Una injuria más, me da risa
Por Yanetsy Pino ()
Atlanta.- Paso por aquí a decirles que en un grupo en las redes me gritaron «gusana anexionista» porque dije que el problema cubano no se va a resolver con que la gente salga a la calle…
Salga a la calle, ¿a qué? ¿A protestar?
Vamos a pensar con la cabeza y no con los pies.
En caso de que la mayoría quiera salir a la calle, ¿cómo llamarían a la unidad, o sea, a unificar ese momento en todo el país? ¿Por las redes sociales? En Cuba hay cada vez menos zonas con WiFi para conectarse, menos ancho de banda, menos torres con baterías y menos 4G. El apagón digital está a la vuelta de la esquina, tal como el régimen siempre ha querido.
Ahora bien, vamos a suponer que salen a la calle. ¿Cómo contrarrestan a un ejército de represores armados en todas sus modalidades: avispas negras, policías, brigadas de acción rápida, DTI y todos los etcéteras? ¿Tiene fuerzas para soportar un baño de sangre de esa magnitud un pueblo enfermo, pobre, desunido, ajado y prácticamente deshumanizado?
A eso se le une que la maquinaria financiera y económica de la dictadura está camuflándose constantemente para no perder los hilos del dinero y del poder, a pesar del bloqueo petrolero de Trump, el embargo y las medidas y sanciones que coartan sus mercados.
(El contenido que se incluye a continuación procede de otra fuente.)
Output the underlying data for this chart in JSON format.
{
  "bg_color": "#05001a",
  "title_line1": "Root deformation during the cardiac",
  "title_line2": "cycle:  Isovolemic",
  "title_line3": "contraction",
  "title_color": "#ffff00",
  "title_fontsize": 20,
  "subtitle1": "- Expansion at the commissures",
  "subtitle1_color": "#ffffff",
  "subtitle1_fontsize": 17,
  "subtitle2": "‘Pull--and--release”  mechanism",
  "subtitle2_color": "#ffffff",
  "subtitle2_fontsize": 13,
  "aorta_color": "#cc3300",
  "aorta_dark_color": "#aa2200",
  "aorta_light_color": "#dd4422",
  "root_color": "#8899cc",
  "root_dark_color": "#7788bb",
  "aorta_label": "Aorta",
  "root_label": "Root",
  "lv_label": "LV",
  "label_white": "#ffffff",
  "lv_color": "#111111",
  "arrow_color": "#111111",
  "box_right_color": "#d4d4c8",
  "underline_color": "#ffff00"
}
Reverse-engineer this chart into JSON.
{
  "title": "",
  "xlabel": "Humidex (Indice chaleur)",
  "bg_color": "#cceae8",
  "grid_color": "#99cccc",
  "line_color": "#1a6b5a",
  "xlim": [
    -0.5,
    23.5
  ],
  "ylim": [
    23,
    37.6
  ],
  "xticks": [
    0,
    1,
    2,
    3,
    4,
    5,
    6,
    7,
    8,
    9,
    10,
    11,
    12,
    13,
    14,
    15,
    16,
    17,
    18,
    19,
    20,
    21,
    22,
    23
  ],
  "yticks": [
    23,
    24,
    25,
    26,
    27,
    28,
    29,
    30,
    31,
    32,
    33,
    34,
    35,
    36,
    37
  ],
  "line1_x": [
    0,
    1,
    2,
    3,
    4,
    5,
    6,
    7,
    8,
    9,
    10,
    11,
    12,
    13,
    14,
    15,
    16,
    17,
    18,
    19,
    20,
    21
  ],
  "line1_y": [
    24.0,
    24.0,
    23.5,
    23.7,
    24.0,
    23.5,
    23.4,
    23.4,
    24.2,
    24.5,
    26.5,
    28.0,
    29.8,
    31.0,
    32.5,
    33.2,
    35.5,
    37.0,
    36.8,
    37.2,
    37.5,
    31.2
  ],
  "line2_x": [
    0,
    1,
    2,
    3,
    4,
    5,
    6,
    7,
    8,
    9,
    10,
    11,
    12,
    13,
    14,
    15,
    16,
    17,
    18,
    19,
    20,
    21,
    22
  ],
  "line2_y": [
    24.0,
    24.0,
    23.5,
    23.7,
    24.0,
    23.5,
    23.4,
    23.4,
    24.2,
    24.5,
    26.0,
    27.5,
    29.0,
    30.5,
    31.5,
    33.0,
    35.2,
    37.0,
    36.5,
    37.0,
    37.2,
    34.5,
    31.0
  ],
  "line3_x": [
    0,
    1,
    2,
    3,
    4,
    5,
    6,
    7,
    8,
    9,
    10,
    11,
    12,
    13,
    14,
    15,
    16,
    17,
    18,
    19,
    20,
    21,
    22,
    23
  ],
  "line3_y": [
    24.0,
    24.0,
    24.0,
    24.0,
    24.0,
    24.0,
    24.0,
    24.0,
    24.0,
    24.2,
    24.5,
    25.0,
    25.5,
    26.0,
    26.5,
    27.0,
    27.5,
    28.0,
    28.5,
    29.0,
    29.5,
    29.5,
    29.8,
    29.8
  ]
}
Entiendo que tratan de cortar las cabezas de la hidra (la dictadura), pero lo que hay que cortar definitivamente es su existencia, y la única forma posible es la intervención de depredadores para que se alimenten de ella.
O sea, la solución cubana no está solo en el descabezamiento o la operación quirúrgica al estilo Maduro. La verdadera solución pasa por una operación de poder radical: un proceso que desmantele no solo la fuerza militar visible, sino toda la estructura represiva del Estado a través de un «depredador» realmente interesado en alimentarse. Y ahí es donde digo que para garantizar que esa limpieza sea efectiva y definitiva, se necesita el respaldo y la presencia de una fuerza real como la estadounidense sobre el terreno.
Solo extirpando el mal de raíz se podrá asegurar, de una vez por todas, el nacimiento de una Cuba verdaderamente libre.
Y que me sigan diciendo anexionista, si, total, a mí me han injuriado tantas veces que ya todo me da risa.